The First 100 Days of a New Kellogg Dean

CLUES TO KELLOGG’S FUTURE DIRECTION.

Though not yet ready to articulate a new vision for Kellogg (“You never want to be ahead of your faculty,” she says), the new dean drops plenty of clues. They include:

* A greater focus on organizational renewal and growth. “If we knew how to do that, the Fortune 100 wouldn’t turn over as much as it does,” she says. “We need to understand how to build truly robust organizations.”
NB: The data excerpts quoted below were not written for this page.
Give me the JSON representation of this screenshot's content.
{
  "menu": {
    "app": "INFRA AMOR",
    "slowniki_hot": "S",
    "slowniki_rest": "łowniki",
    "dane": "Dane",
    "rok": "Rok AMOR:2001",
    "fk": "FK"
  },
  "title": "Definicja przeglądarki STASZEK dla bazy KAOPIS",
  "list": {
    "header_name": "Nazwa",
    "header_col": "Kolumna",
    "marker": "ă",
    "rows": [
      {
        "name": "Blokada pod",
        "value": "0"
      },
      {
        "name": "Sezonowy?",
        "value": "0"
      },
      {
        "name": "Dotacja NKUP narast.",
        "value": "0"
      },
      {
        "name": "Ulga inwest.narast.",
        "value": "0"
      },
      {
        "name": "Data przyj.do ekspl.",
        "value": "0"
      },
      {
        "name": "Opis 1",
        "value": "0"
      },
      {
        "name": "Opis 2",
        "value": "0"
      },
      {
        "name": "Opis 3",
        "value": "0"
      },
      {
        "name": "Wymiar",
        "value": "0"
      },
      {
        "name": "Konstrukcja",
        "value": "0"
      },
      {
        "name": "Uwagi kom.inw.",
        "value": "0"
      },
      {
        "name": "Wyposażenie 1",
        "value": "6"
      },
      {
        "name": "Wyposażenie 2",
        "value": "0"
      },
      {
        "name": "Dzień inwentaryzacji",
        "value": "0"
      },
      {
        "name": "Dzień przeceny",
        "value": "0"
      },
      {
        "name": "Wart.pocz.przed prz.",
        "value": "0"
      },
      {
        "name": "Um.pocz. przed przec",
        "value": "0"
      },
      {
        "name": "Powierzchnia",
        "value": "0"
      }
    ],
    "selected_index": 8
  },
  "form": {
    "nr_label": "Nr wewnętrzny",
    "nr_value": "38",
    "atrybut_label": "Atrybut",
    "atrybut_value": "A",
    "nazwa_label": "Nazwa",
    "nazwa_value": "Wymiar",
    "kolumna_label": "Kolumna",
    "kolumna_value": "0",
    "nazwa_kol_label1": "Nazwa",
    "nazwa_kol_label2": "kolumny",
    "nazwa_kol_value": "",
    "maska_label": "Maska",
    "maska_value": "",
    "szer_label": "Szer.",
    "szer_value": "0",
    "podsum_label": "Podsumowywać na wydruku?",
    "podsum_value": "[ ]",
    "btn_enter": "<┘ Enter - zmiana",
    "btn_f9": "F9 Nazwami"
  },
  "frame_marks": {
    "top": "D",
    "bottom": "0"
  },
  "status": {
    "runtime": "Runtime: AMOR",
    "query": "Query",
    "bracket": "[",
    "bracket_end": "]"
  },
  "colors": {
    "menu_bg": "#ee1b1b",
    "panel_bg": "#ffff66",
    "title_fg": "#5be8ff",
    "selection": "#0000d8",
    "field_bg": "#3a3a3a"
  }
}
* A renewed effort on global business. “Higher education,” she says, “is the last industry to globalize. Our heart and our soul still resides in our home campus, but if we are truly going to prepare people for a global world, we have to develop a much more global mindset. Right now, to the extent business schools do global, they send people out to teach. We have to think about how we can do research across the world and how to do truly provide students with a real global perspective.”

* An increased emphasis on social enterprise. “The conversation is beginning to suggest that we shouldn’t only organize around consumer wants and maximizing profits,” she says. “Maybe we should organize around consumer needs and the ability to generate enough revenue to meet those needs. A lot of people in this young generation are interested in generating revenue about consumer needs and not just wants. This is again a nuance of our culture that we are going to craft over the next five to ten years.”
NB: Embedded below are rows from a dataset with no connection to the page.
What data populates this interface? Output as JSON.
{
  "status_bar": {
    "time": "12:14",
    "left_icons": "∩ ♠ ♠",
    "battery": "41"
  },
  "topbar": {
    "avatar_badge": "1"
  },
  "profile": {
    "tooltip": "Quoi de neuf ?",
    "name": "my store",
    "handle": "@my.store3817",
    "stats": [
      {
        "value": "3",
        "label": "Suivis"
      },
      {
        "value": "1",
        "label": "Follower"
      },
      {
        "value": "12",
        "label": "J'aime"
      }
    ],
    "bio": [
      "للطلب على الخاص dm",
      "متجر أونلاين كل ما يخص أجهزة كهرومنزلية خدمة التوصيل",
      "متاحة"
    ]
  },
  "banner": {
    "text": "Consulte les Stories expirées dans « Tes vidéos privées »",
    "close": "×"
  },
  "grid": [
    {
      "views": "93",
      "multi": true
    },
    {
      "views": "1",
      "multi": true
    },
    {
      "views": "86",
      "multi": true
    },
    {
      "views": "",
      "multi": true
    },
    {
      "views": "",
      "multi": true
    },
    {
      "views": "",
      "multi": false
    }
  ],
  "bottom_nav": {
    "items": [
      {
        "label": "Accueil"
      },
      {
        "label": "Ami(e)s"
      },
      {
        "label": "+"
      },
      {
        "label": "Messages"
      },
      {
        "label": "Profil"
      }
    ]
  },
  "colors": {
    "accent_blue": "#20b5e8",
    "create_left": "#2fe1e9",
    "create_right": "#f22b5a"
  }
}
Blount thinks that business schools have focused too much on markets and not enough on people and organizations. “I personally believe that business schools have overemphasized the study of markets,” she says. ‘We are also about the study of management which is building effective organizations. It’s effective organizations that create jobs and participate in markets in productive ways. I am a big believer that we have to invest in organizations and talk about the power of them. Management matters. It gives meaning to life. It’s what you talk about at the dinner table when you’re at home. It’s not just the market and what price the market says something is worth. If we can change the dialogue, I hope the world will be a better place for it.”
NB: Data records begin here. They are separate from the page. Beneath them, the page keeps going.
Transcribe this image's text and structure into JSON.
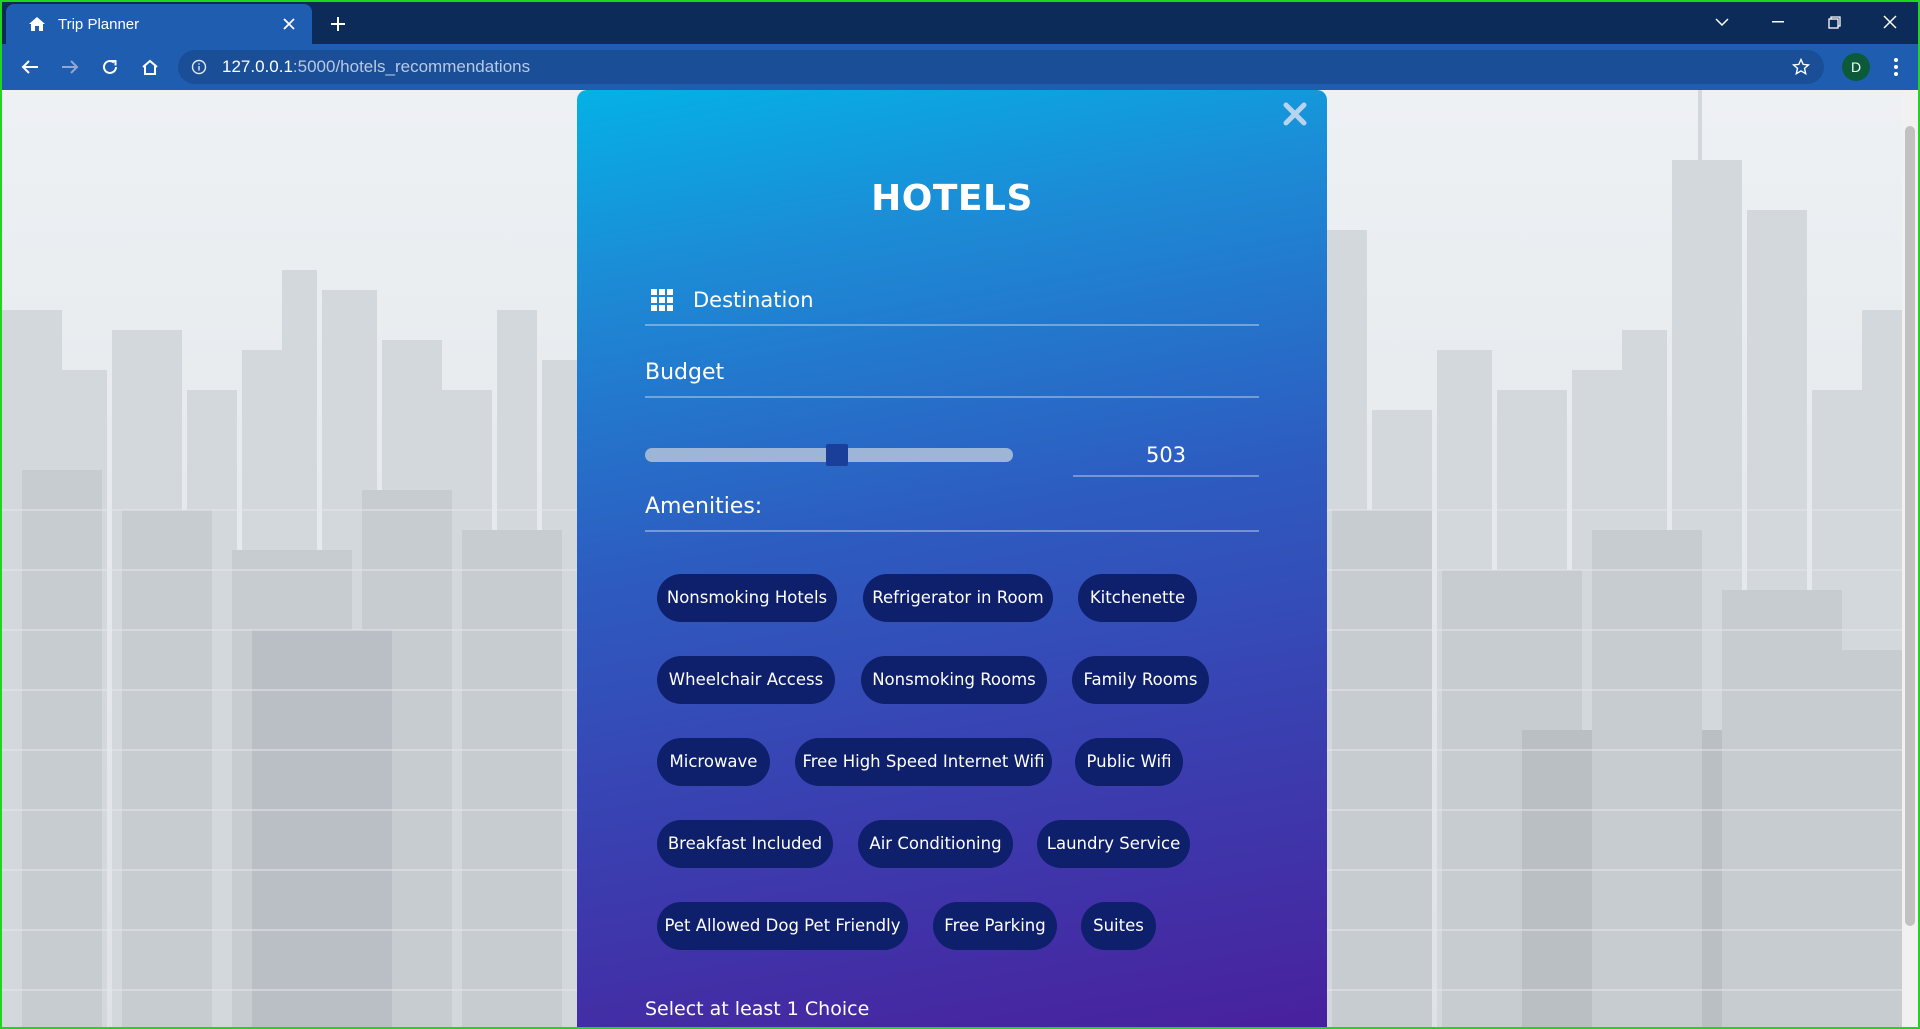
{
  "browser": {
    "tab_title": "Trip Planner",
    "url_host": "127.0.0.1",
    "url_rest": ":5000/hotels_recommendations",
    "profile_initial": "D"
  },
  "modal": {
    "title": "HOTELS",
    "destination_placeholder": "Destination",
    "budget_label": "Budget",
    "budget_value": "503",
    "budget_fraction": 0.5,
    "amenities_label": "Amenities:",
    "amenities": [
      [
        "Nonsmoking Hotels",
        "Refrigerator in Room",
        "Kitchenette"
      ],
      [
        "Wheelchair Access",
        "Nonsmoking Rooms",
        "Family Rooms"
      ],
      [
        "Microwave",
        "Free High Speed Internet Wifi",
        "Public Wifi"
      ],
      [
        "Breakfast Included",
        "Air Conditioning",
        "Laundry Service"
      ],
      [
        "Pet Allowed Dog Pet Friendly",
        "Free Parking",
        "Suites"
      ]
    ],
    "footer_note": "Select at least 1 Choice"
  }
}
DAUGHTER OF A BELL LABORATORIES’ PHYSICIST.

When Blount addressed Kellogg’s incoming MBA students this fall, she was able to tell them that she had been in their shoes 22 years earlier. That is when she arrived on campus to study for her Ph.D. in management and organizations. Her father, a Bell Laboratories physicist, may have influenced her early academic choices. At Princeton University, where Blount earned a joint bachelor’s degree in engineering and public and international affairs, she began working with a professor over the summer months. “I loved the intensity of the school year and the reflection during the summer months,” she says. The experience opened her up to the idea of an academic career.

First, after graduating from Princeton in 1983, she went to work for a design and architecture firm. She also did a stint as a consultant for Boston Consulting Group. Then, in 1988, she came to Kellogg’s Evanston, Ill., campus for her Ph.D. “I had a kid after my first year of graduate school and another in my third year and graduated in my fourth,” she says. With her Kellogg doctorate in 1992, she joined the faculty of rival Chicago Booth School of Business. For the next ten years, she buried herself in research to get tenure.

Ultimately, New York University hired her away from Chicago in 2001 as a full professor with tenure. Three years later, Blount was named dean of NYU’s massive undergraduate college, with 2,300 students, and vice dean of the school. During her tenure there, Blount set fundraising records at the college, securing its first-ever $15 million gift, and led the college to become a recognized innovator in undergraduate business education. Under her leadership, the average SAT score of the entering freshman class increased by nearly 50 points, and student participation in global semester study abroad rose from 25 percent to 75 percent.

INITIALLY, SHE HAD NO INTEREST IN THE KELLOGG JOB.

She had been in that job for nearly six years when the telephone rang. Originally, says Blount, she had no interest in the Kellogg job. She felt both happy and fulfilled at NYU and fortunate to work for university president John Sexton. “Not many John Sextons come along in a lifetime,” she says. “He gave me a model for how to dream big and make change happen.”